Publié le 1 juillet 2016

Fasciné depuis 30 ans par Henri de Toulouse-Lautrec, le comédien Maurice Lamy s'est glissé facilement dans la peau du peintre, grâce à leur curieuse ressemblance.

La pièce « La vie de Toulouse-Lautrec » se termine, et Maurice Lamy me reçoit sur la scène du théâtre du Gymnase, tandis que sa sœur Faroudja s’affaire à ranger le décor. Le comédien évoque le peintre infirme et de petite taille, qui fut célèbre pour ses affiches du Moulin Rouge et de la Goulue, sa danseuse vedette...  et qui lui ressemble curieusement.

France Dimanche : Vous vous êtes surtout intéressé à l'homme et moins au peintre. Pourquoi Toulouse-Lautrec ?

Maurice Lamy : J’ai vu un autoportrait de Henri de Toulouse-Lautrec au théâtre de Bruxelles, et j’ai trouvé qu’il me ressemblait étrangement, avec le même regard, le même front. J’ai été subjugué. En rentrant à Paris, je me suis intéressé au personnage, c’était comme une révélation.
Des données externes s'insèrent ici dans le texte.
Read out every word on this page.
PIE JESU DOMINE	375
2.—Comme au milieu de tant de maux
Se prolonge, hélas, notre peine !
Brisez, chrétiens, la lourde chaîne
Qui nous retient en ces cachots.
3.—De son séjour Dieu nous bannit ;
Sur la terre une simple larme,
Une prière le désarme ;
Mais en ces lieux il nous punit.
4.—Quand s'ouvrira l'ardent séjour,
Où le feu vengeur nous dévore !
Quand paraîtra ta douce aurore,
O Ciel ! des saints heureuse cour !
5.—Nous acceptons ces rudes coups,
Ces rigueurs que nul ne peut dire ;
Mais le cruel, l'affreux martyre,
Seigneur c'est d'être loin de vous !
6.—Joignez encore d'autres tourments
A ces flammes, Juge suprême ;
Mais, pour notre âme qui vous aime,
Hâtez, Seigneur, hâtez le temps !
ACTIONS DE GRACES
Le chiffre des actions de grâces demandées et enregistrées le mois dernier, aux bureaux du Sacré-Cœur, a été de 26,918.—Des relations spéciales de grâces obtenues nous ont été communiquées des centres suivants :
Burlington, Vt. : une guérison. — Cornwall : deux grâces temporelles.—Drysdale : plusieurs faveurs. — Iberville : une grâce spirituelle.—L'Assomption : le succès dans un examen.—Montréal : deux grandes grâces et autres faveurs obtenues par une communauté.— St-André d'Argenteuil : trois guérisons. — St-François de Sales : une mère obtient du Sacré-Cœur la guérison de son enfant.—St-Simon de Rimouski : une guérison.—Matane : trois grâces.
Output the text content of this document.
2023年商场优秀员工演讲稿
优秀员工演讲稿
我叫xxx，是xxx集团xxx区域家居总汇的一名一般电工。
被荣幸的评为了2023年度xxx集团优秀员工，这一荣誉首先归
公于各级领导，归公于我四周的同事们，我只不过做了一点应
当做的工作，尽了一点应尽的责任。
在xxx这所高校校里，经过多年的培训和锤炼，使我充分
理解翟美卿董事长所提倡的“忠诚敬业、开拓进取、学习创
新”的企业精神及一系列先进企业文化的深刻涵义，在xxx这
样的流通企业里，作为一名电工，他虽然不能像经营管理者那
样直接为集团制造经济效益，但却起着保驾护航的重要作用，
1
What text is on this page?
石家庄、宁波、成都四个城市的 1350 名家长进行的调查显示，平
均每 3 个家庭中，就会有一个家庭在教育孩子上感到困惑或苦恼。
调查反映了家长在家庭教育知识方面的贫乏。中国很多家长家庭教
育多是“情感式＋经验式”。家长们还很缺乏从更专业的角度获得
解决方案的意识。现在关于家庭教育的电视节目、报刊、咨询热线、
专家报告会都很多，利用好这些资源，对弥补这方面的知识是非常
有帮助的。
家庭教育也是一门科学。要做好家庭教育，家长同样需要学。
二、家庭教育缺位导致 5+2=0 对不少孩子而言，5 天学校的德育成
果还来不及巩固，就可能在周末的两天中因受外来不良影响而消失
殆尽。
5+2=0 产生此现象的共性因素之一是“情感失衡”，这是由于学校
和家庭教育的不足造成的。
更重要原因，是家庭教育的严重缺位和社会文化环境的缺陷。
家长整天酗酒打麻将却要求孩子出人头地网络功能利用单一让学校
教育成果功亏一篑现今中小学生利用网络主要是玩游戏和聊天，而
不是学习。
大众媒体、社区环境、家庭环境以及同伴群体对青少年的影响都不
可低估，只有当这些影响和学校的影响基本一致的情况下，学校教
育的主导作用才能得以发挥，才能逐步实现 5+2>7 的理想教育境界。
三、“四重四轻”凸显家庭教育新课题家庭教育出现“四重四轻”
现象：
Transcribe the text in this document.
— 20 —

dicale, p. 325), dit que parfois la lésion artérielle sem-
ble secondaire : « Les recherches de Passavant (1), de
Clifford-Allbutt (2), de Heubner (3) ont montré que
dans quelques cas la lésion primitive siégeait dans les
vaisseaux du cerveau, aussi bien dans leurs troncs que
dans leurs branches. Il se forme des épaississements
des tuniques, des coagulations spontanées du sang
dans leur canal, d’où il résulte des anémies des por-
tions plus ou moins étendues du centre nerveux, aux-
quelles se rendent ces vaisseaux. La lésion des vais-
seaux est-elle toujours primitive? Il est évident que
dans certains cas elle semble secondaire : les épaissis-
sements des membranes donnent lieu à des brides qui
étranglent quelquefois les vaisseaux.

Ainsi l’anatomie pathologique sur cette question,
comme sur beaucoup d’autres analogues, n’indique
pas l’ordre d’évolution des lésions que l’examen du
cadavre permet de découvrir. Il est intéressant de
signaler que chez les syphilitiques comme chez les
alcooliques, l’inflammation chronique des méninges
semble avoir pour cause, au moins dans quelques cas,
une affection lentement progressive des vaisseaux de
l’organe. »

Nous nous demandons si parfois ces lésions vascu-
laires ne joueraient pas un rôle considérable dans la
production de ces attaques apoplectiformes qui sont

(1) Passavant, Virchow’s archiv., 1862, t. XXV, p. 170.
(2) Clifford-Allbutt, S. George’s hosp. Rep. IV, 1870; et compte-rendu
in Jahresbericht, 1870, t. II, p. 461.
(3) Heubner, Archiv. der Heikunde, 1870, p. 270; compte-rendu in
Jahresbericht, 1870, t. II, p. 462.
J’ai pensé, nous sommes vraiment des clones ! A partir de cet instant, je me suis promis qu’un jour, j’écrirais sur lui. J’avais 20 ans, j’en ai 52 aujourd’hui ! A l’époque, je n’étais pas suffisamment mûr, pour m’attaquer à ce personnage historique. J’ai découvert très peu de choses sur lui, à part une analyse picturale, qui ne m’intéressait pas. J’ai donc imaginé le ressenti de cet homme handicapé, vivant dans un monde très bourgeois du 19ème siècle. C’était vraiment un nabot, au milieu de ces gens très bien apprêtés. Il était issu d’une famille aristocratique, troisième fortune de France.

AFFICHE SPECTACLE TOULOUSE LAUTREC MAURICE LAMY
AFFICHE SPECTACLE TOULOUSE LAUTREC MAURICE LAMY

F. D. : Pourquoi avez-vous choisi de mettre en scène ce lien qui unissait le peintre à sa mère Adèle ?

M. L. : Quand j’ai vu la photo d’Adèle, cette femme m’a aussitôt touché. Sans connaître sa psychologie, j’ai bien observé sa posture un peu rigide. Adèle, interprétée merveilleusement par Isa Mercure, le protège, le conseille, et lui prouve qu’elle l’aime sans lui dire. Il fallait une comédienne qui puisse vraiment apporter une dimension au personnage, et qui soit à la hauteur de Lautrec, qui est omniprésent. Il a été rejeté par Alphonse son père, passionné de chevaux, parce qu'Henri ne pouvait pas monter un canasson. L’équitation lui était interdite à cause de sa fragilité osseuse. Le calcium ne se fixait pas sur ses os, et il a subi plusieurs fractures du fémur qui ont ralenti sa croissance. Ce qui l’a obligé à se servir d’une canne très jeune. Avec la grande tradition des chasses à courre, qui étaient l’occasion indispensable d’indiquer sa position sociale et de trouver une femme, Alphonse ne supportait pas que son fils ne puisse pas monter à cheval. Alors, j’ai eu envie que le personnage d’Adèle, marque le côté positif, avec son amour, sa tendresse, sa compréhension, et qu’elle soit un soutien indéfectible par rapport au père, qui se moque éperdument des expositions de son fils et de ses tableaux.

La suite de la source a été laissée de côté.